Certains pays, améliorent encore le raisonnement en perfectionnant l’accès à la formation professionnelle. Ainsi,  les pays du Nord (Danemark, Suède) ont su intégrer le principe d’une « seconde chance » d’accès à la qualification reconnue : leur appareil éducatif comporte une véritable dimension « d’éducation permanente » ouverte à tous les adultes en cours de vie active, et largement mobilisée dans les parcours individuels.

Un effet collatéral bénéfique se produit même : la flexisécurité permettant aux salariés de quitter une entreprise lorsqu’elle ne leur offre plus les conditions de travail ou l’expérience attendues, les entreprises elles-mêmes sont mécaniquement tenues désormais d’offrir à ses « salariés nomades » des opportunités de parcours professionnel, et des conditions de travail et de motivation de plus en plus qualitatives pour espérer conserver les talents.
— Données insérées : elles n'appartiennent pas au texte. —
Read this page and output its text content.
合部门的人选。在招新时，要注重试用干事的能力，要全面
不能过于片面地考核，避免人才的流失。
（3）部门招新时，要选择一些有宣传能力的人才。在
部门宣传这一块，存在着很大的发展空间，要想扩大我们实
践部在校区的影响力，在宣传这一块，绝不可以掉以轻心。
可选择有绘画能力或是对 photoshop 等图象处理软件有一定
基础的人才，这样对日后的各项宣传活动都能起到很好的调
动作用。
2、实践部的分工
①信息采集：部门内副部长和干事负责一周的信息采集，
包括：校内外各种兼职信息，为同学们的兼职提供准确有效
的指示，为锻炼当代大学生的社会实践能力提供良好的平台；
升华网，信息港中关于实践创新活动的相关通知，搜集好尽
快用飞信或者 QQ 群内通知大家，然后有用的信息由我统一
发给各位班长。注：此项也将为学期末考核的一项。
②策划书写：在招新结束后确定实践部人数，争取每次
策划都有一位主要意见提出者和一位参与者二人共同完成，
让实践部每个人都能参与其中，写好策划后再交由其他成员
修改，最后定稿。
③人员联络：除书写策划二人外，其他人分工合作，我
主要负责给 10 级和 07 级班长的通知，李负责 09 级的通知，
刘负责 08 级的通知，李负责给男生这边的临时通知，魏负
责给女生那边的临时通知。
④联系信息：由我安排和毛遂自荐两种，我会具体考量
Et la France dans tout ça ?

Instaurer la flexisécurité, pour redresser la France, était une des promesses du programme électoral d’Emmanuel Macron. Un grand nombre de français parait prêt aujourd’hui à soutenir cette ambitieuse réforme. Mais la France a-t-elle les moyens pour instaurer ce nouveau système ?

En effet, ce mécanisme, pour fonctionner, doit s’appuyer sur plusieurs éléments forts :

  • un État dont les finances permettent la rémunération à revenu fort de ses chômeurs, et sur ce point, l’endettement chronique de la France peut être un réel frein ;
  • une refonte de la formation professionnelle qui, nous l’avons vu, est un préalable indispensable pour une réussite du projet. La France sur ce point est encore en retard dans la mise en place d’une politique volontaire et efficace ;
  • une reforme menée sur le long-terme, ce qui implique, confiance dans un objectif commun, patience quant à l’obtention de résultats et persévérance dans les moyens d’y parvenir. 

L’absence, d’un de ses paramètres risque de ne transformer la réforme qu’en une gigantesque machine à créer de l’aberration sociale… une course en avant néfaste et socialement désastreuse.

Une nécessaire refonte profonde est donc primordiale pour la réussite d’un tel projet novateur, la révolution doit se placer à un niveau socio-culturel dont nous savons les français peu enclins ! Les évènements de ces derniers temps et le climat de défiance envers les institutions augurent que cette refonte risque de se heurter à des freins psychologiques et sociétaux profonds.

L’observatoire OCM, tout autant qu’il déplore une certaine forme d’inertie politique sur nombre de sujets, déplore dans les mêmes proportions cette même inertie exprimée par un peuple apeuré par toutes réformes globales.